3.5. Comecemos por analisar se a tese da AT nos autos se baseou na interpretação legal que veio a obter consagração expressa em 2019. A resposta não é totalmente positiva, pois, como vimos, a AT baseou a sua decisão na alegada responsabilidade tributária solidária que, ao abrigo do n.º 4 do artigo 103.º do CIRS, existiria entre a sociedade e os sócios em relação à obrigação tributária resultante da aplicação da CGAA.

Ora, parece evidente que estamos perante questões jurídicas diferentes. Tanto assim é que a alteração legislativa introduzida pela Lei n.º 32/2019, de 3 de Maio, que aditou os referidos n.ºs 4 e 5 ao artigo 38.º da LGT, não modificou a redacção do n.º 4 do artigo 103.º do CIRS. Tal indicia, à luz do elemento sistemático da interpretação jurídica, que a responsabilidade solidária que se consagra no n.º 4 do artigo 103.º do CIRS não contende com a responsabilidade tributária nos casos de substituição fiscal quando venha a ter lugar uma “requalificação” de uma operação ou facto tributário em razão da aplicação da CGAA. Caso contrário, o legislador teria sentido a necessidade de alterar a redacção do n.º 4 do artigo 103.º do CIRS, precisamente para excepcionar os casos dos n.ºs 4 e 5 do artigo 38.º da LGT. Em outras palavras, a modificação legislativa introduzida pela Lei n.º 32/2019 não foi no sentido de alterar uma previsão normativa expressa anterior que regulava aqueles factos sob o regime da responsabilidade tributária solidária para os passar a submeter ao regime de responsabilidade fiscal subsidiária.

Também o elemento literal da interpretação jurídica apontaria para a não aplicação desta responsabilidade solidária ao caso dos autos, essencialmente, por duas razões. Primeiro, porque a situação dos autos – a reconfiguração tributária de um facto ou operação por efeito da aplicação da CGAA – dificilmente se pode subsumir, de forma directa, na previsão daquele n.º 4 do artigo 103.º do CIRS, pois é difícil dizer que o pagamento aos accionistas das quantias respeitantes às amortizações decorrentes da redução de capital consubstanciasse “rendimentos não contabilizados nem comunicados como tal aos respectivos beneficiários”. Isso seria pressupor que aquela operação resultara de uma deliberação da sociedade totalmente alheia à vontade dos sócios e não é isso que sucede no âmbito da aplicação da CGAA, em que se trata apenas de a AT avaliar a substancia económica de uma operação da qual resulta aforro fiscal para saber se ela se deve considerar legítima no plano tributário (por ter uma razão substantiva económica) ou se a sua finalidade exclusiva ou principal se esgotava naquele aforro fiscal, caso em que a mesma é desconsiderada e requalificada para efeitos tributários como a operação sujeita a imposto que foi “indevidamente omitida ou evitada”. Segundo, porque ainda que se pretendesse dizer que para este efeito, à CGAA poderia aplicar-se, por interpretação extensiva, a regra do n.º 4 do artigo 103.º do CIRS, tal é vedado pelo n.º 4 do artigo 22.º da LGT, que estipula como regra a responsabilidade apenas subsidiária e reserva para a responsabilidade solidária os casos em que tal se encontre expressamente previsto na lei.

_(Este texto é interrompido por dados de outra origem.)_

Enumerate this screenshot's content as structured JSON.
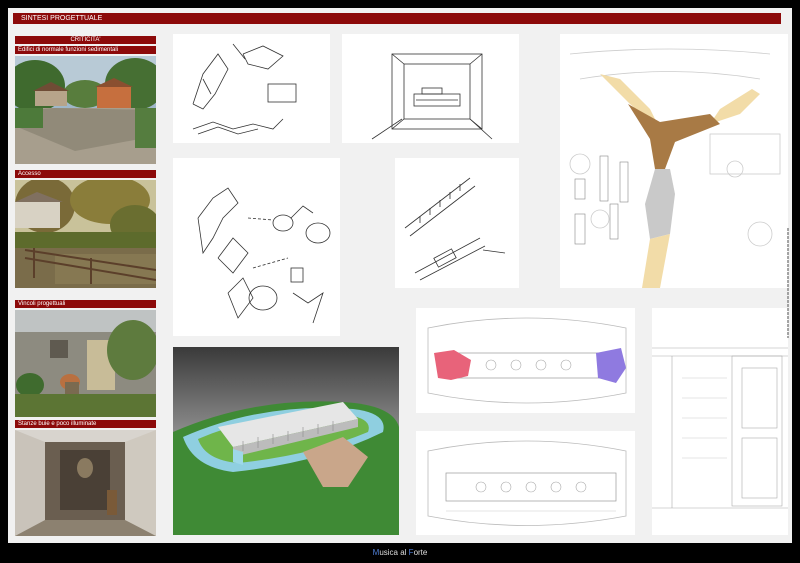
{
  "header": {
    "title": "SINTESI PROGETTUALE"
  },
  "left_column": {
    "heading": "CRITICITA'",
    "items": [
      {
        "label": "Edifici di normale funzioni sedimentali"
      },
      {
        "label": "Accesso"
      },
      {
        "label": "Vincoli progettuali"
      },
      {
        "label": "Stanze buie e poco illuminate"
      }
    ]
  },
  "footer": {
    "brand_part1": "M",
    "brand_part2": "usica al ",
    "brand_part3": "F",
    "brand_part4": "orte"
  },
  "colors": {
    "accent": "#8c0a0a",
    "brand_blue": "#4f7fd8",
    "plan_pink": "#e8637a",
    "plan_violet": "#8f7ae0",
    "plan_brown": "#a87a45",
    "plan_sand": "#f2dca8",
    "lawn_green": "#3f8a35",
    "water_blue": "#8fcfe0"
  }
}
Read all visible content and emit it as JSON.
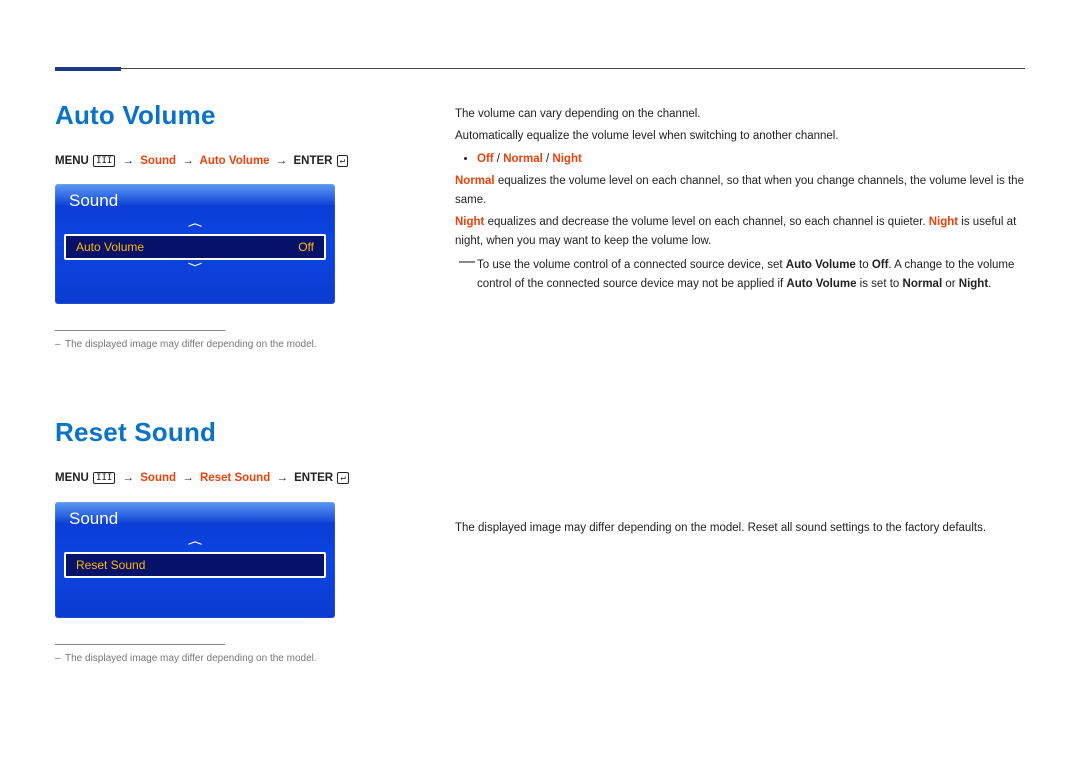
{
  "section1": {
    "title": "Auto Volume",
    "crumb": {
      "menu": "MENU",
      "menu_icon": "III",
      "p1": "Sound",
      "p2": "Auto Volume",
      "enter": "ENTER",
      "enter_icon": "↵"
    },
    "osd": {
      "header": "Sound",
      "item_label": "Auto Volume",
      "item_value": "Off"
    },
    "footnote": "The displayed image may differ depending on the model."
  },
  "section2": {
    "title": "Reset Sound",
    "crumb": {
      "menu": "MENU",
      "menu_icon": "III",
      "p1": "Sound",
      "p2": "Reset Sound",
      "enter": "ENTER",
      "enter_icon": "↵"
    },
    "osd": {
      "header": "Sound",
      "item_label": "Reset Sound"
    },
    "footnote": "The displayed image may differ depending on the model."
  },
  "right1": {
    "l1": "The volume can vary depending on the channel.",
    "l2": "Automatically equalize the volume level when switching to another channel.",
    "bullet_off": "Off",
    "bullet_sep": " / ",
    "bullet_normal": "Normal",
    "bullet_night": "Night",
    "l3a": "Normal",
    "l3b": " equalizes the volume level on each channel, so that when you change channels, the volume level is the same.",
    "l4a": "Night",
    "l4b": " equalizes and decrease the volume level on each channel, so each channel is quieter. ",
    "l4c": "Night",
    "l4d": " is useful at night, when you may want to keep the volume low.",
    "tip1a": "To use the volume control of a connected source device, set ",
    "tip1b": "Auto Volume",
    "tip1c": " to ",
    "tip1d": "Off",
    "tip1e": ". A change to the volume control of the connected source device may not be applied if ",
    "tip1f": "Auto Volume",
    "tip1g": " is set to ",
    "tip1h": "Normal",
    "tip1i": " or ",
    "tip1j": "Night",
    "tip1k": "."
  },
  "right2": {
    "l1": "The displayed image may differ depending on the model. Reset all sound settings to the factory defaults."
  }
}
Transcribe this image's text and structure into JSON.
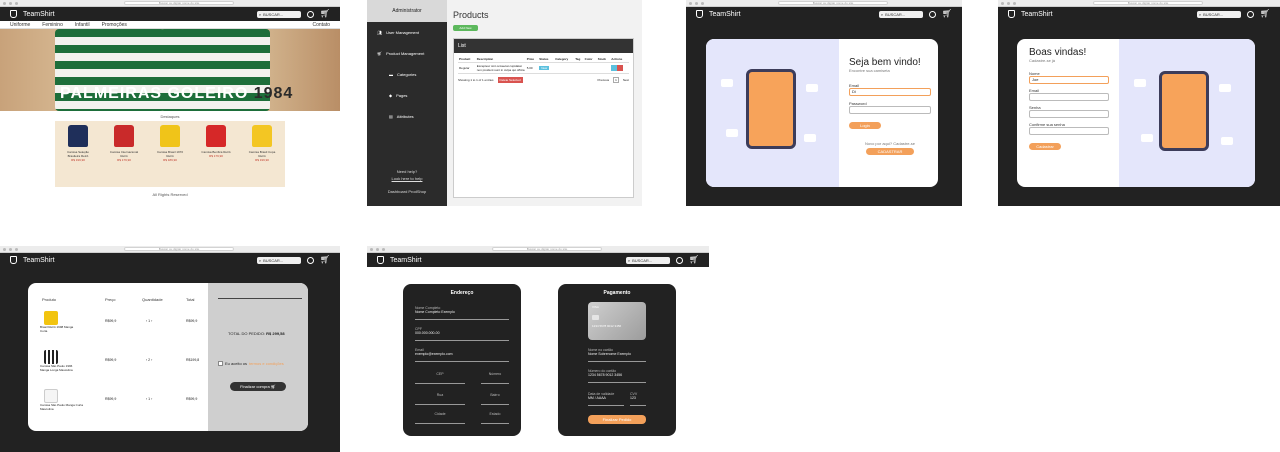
{
  "common": {
    "url_placeholder": "Buscar ou digitar nome do site",
    "brand": "TeamShirt",
    "search_placeholder": "BUSCAR..."
  },
  "store": {
    "nav": [
      "Uniforme",
      "Feminino",
      "Infantil",
      "Promoções"
    ],
    "nav_right": "Contato",
    "hero_title": "PALMEIRAS GOLEIRO",
    "hero_year": "1984",
    "highlights": "Destaques",
    "products": [
      {
        "name": "Camisa Seleção Brasileira Retrô",
        "price": "R$ 199,90",
        "color": "#1f2f5a"
      },
      {
        "name": "Camisa Internacional Retrô",
        "price": "R$ 179,90",
        "color": "#c92a2a"
      },
      {
        "name": "Camisa Brasil 1970 Retrô",
        "price": "R$ 189,90",
        "color": "#f0c419"
      },
      {
        "name": "Camisa Benfica Retrô",
        "price": "R$ 179,90",
        "color": "#d62828"
      },
      {
        "name": "Camisa Brasil Copa Retrô",
        "price": "R$ 199,90",
        "color": "#f3c623"
      }
    ],
    "footer": "All Rights Reserved"
  },
  "admin": {
    "title": "Administrator",
    "menu": [
      "User Management",
      "Product Management"
    ],
    "submenu": [
      "Categories",
      "Pages",
      "Attributes"
    ],
    "help": "Need help?",
    "help_link": "Look here to help",
    "footer": "Dashboard ProdShop",
    "page_title": "Products",
    "new_button": "Add New",
    "list_title": "List",
    "columns": [
      "Product",
      "Description",
      "Price",
      "Status",
      "Category",
      "Tag",
      "Color",
      "Stock",
      "Actions"
    ],
    "row": [
      "Regular",
      "Excepteur sint occaecat cupidatat non proident sunt in culpa qui officia",
      "5.00",
      "New",
      "",
      "",
      "",
      "",
      ""
    ],
    "showing": "Showing 1 to 1 of 1 entries",
    "delete_label": "Delete Selected",
    "pagination": [
      "Previous",
      "1",
      "Next"
    ]
  },
  "login": {
    "title": "Seja bem vindo!",
    "subtitle": "Encontre sua camiseta",
    "email_label": "Email",
    "email_value": "Di",
    "password_label": "Password",
    "login_button": "Login",
    "new_here": "Novo por aqui? Cadastre-se",
    "register_button": "CADASTRAR"
  },
  "register": {
    "title": "Boas vindas!",
    "subtitle": "Cadastre-se já",
    "fields": [
      "Nome",
      "Email",
      "Senha",
      "Confirme sua senha"
    ],
    "name_value": "Joe",
    "button": "Cadastrar"
  },
  "cart": {
    "headers": [
      "Produto",
      "Preço",
      "Quantidade",
      "Total"
    ],
    "items": [
      {
        "name": "Brasil Retrô 1998 Manga Curta",
        "price": "R$99,9",
        "qty": "1",
        "total": "R$99,9",
        "color": "#f2c40f"
      },
      {
        "name": "Camisa São Paulo 1996 Manga Longa Masculina",
        "price": "R$99,9",
        "qty": "2",
        "total": "R$199,8",
        "color": "#333333"
      },
      {
        "name": "Camisa São Paulo Manga Curta Masculina",
        "price": "R$99,9",
        "qty": "1",
        "total": "R$99,9",
        "color": "#f5f5f5"
      }
    ],
    "total_label": "TOTAL DO PEDIDO:",
    "total_value": "R$ 299,58",
    "terms": "Eu aceito os",
    "terms_link": "termos e condições",
    "checkout_button": "Finalizar compra"
  },
  "checkout": {
    "address_title": "Endereço",
    "address_fields": [
      "Nome Completo",
      "CPF",
      "Email",
      "CEP",
      "Número",
      "Rua",
      "Bairro",
      "Cidade",
      "Estado"
    ],
    "address_values": [
      "Nome Completo Exemplo",
      "000.000.000-00",
      "exemplo@exemplo.com",
      "",
      "",
      "",
      "",
      "",
      ""
    ],
    "payment_title": "Pagamento",
    "payment_fields": [
      "Nome no cartão",
      "Número do cartão",
      "Data de validade",
      "CVV"
    ],
    "payment_values": [
      "Nome Sobrenome Exemplo",
      "1234 5678 9012 3456",
      "MM / AAAA",
      "123"
    ],
    "card_brand": "VISA",
    "confirm_button": "Finalizar Pedido"
  }
}
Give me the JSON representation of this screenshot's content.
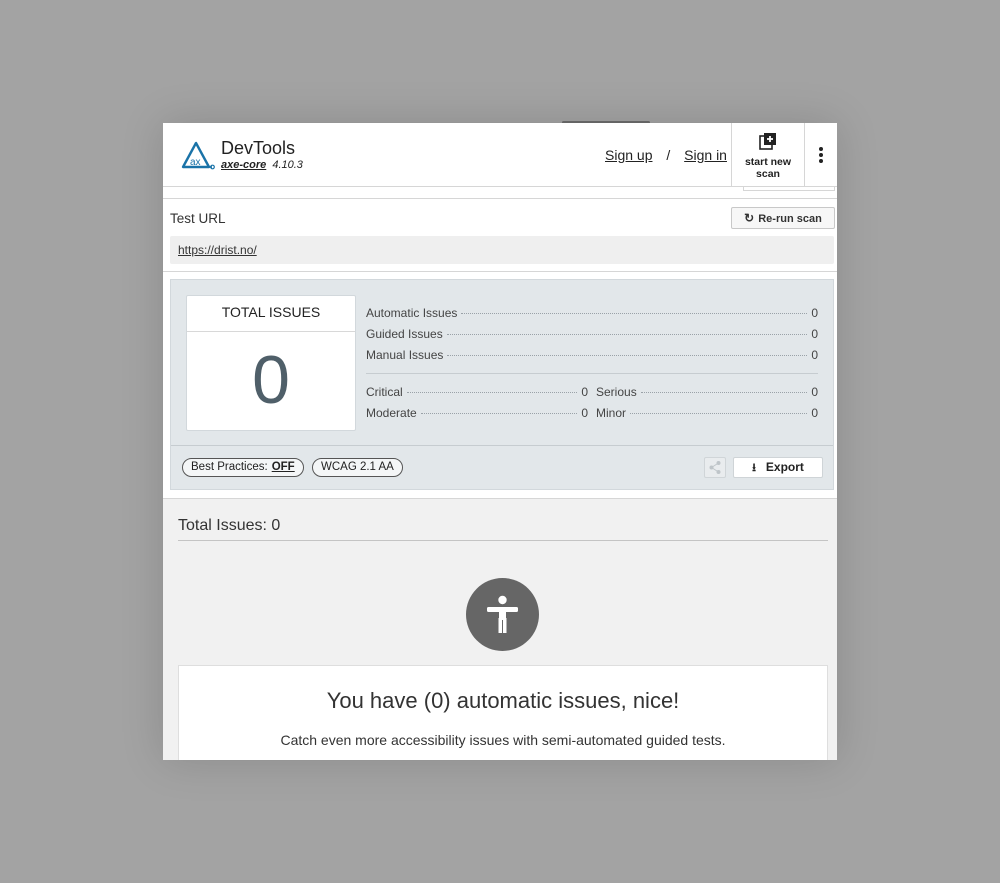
{
  "brand": {
    "title": "DevTools",
    "core_name": "axe-core",
    "version": "4.10.3",
    "logo_text": "ax"
  },
  "auth": {
    "sign_up": "Sign up",
    "separator": "/",
    "sign_in": "Sign in"
  },
  "new_scan": {
    "line1": "start new",
    "line2": "scan"
  },
  "test_url": {
    "label": "Test URL",
    "rerun_label": "Re-run scan",
    "url": "https://drist.no/"
  },
  "summary": {
    "total_label": "TOTAL ISSUES",
    "total_value": "0",
    "automatic": {
      "label": "Automatic Issues",
      "value": "0"
    },
    "guided": {
      "label": "Guided Issues",
      "value": "0"
    },
    "manual": {
      "label": "Manual Issues",
      "value": "0"
    },
    "critical": {
      "label": "Critical",
      "value": "0"
    },
    "serious": {
      "label": "Serious",
      "value": "0"
    },
    "moderate": {
      "label": "Moderate",
      "value": "0"
    },
    "minor": {
      "label": "Minor",
      "value": "0"
    },
    "best_practices_label": "Best Practices:",
    "best_practices_value": "OFF",
    "wcag_label": "WCAG 2.1 AA",
    "export_label": "Export"
  },
  "results": {
    "title": "Total Issues: 0",
    "empty_title": "You have (0) automatic issues, nice!",
    "empty_sub": "Catch even more accessibility issues with semi-automated guided tests."
  },
  "colors": {
    "accent": "#1a73a8",
    "summary_bg": "#e2e7ea",
    "total_number": "#4f5f69",
    "icon_circle": "#666666"
  }
}
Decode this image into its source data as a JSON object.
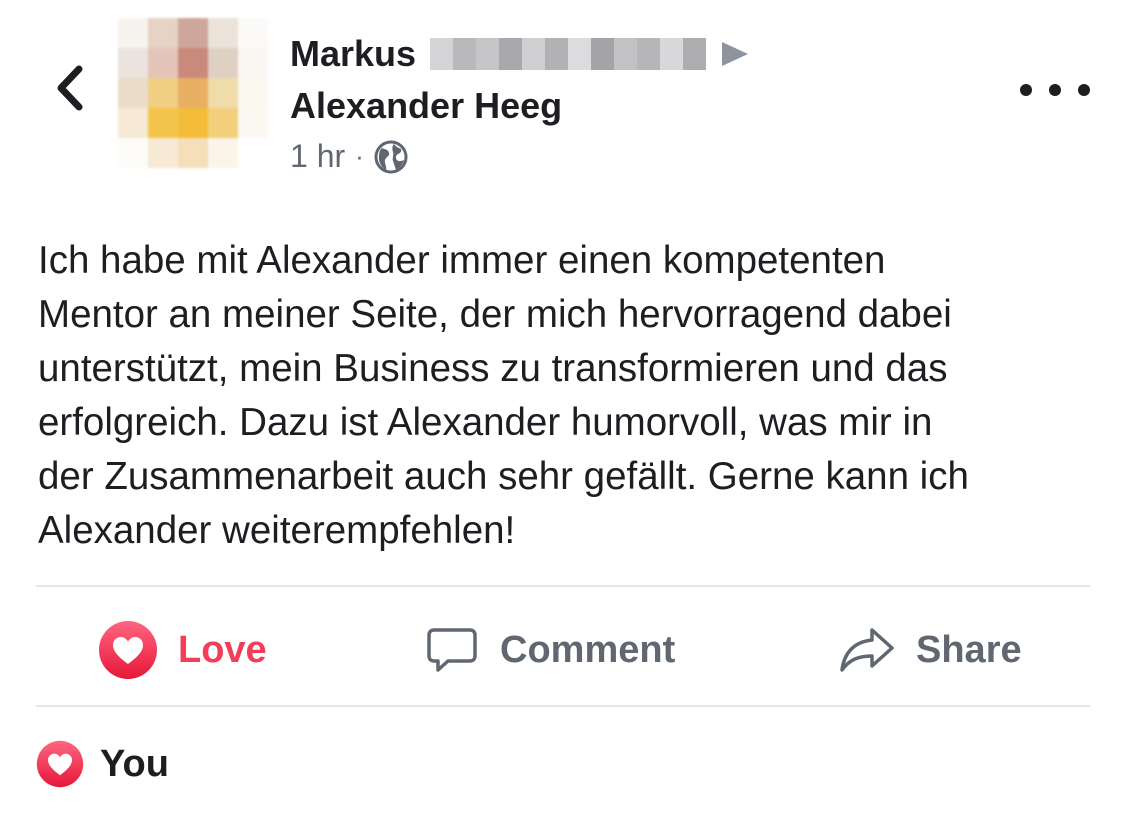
{
  "header": {
    "author_first": "Markus",
    "target_name": "Alexander Heeg",
    "timestamp": "1 hr",
    "separator": "·",
    "privacy_icon": "globe-icon",
    "back_icon": "chevron-left-icon",
    "more_icon": "more-horizontal-icon"
  },
  "post": {
    "lines": [
      "Ich habe mit Alexander immer einen kompetenten",
      "Mentor an meiner Seite, der mich hervorragend dabei",
      "unterstützt, mein Business zu transformieren und das",
      "erfolgreich. Dazu ist Alexander humorvoll, was mir in",
      "der Zusammenarbeit auch sehr gefällt. Gerne kann ich",
      "Alexander weiterempfehlen!"
    ]
  },
  "actions": {
    "love_label": "Love",
    "comment_label": "Comment",
    "share_label": "Share"
  },
  "reactions": {
    "label": "You",
    "icon": "love-reaction-icon"
  },
  "colors": {
    "love": "#f33e58",
    "secondary_text": "#606770",
    "divider": "#e4e6eb",
    "primary_text": "#1c1e21"
  }
}
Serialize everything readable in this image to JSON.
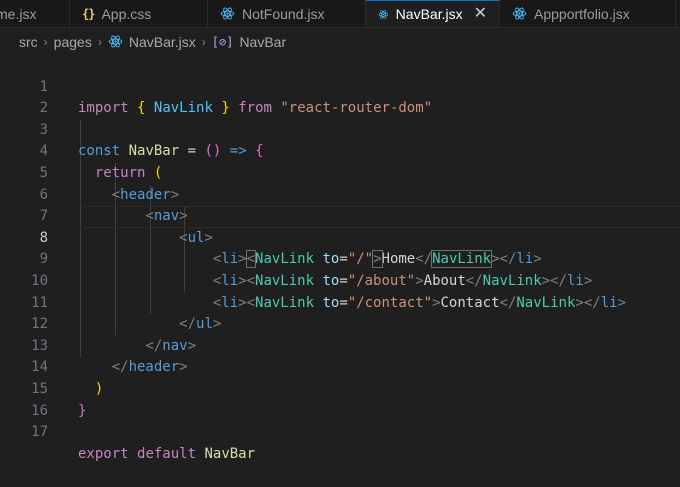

Julgamos, por isso, que o n.º 4 do artigo 103.º do CIRS não é aplicável ao caso e, nessa medida, não constitui nem podia constituir, à data, pressuposto legal para a exigibilidade do imposto devido à sociedade Recorrida.

3.6. Não obstante, é porém também certo que a solução que veio a ser consagrada – de responsabilizar de modo originário pela dívida tributária que resulta da aplicação da CGAA a sociedade que sabia da construção que vem a ser desconsiderada no plano tributário e estava obrigada à retenção na fonte, reservando para os accionistas o papel de responsáveis subsidiários pela dívida que resulte dessa obrigação tributária - acaba por ser, na prática, quase idêntica à que resulta do n.º 4 do artigo 103.º do CIRS, pois em ambas a sociedade responde (ou pode responder) em primeira linha pela obrigação fiscal que resulta da aplicação da CGAA.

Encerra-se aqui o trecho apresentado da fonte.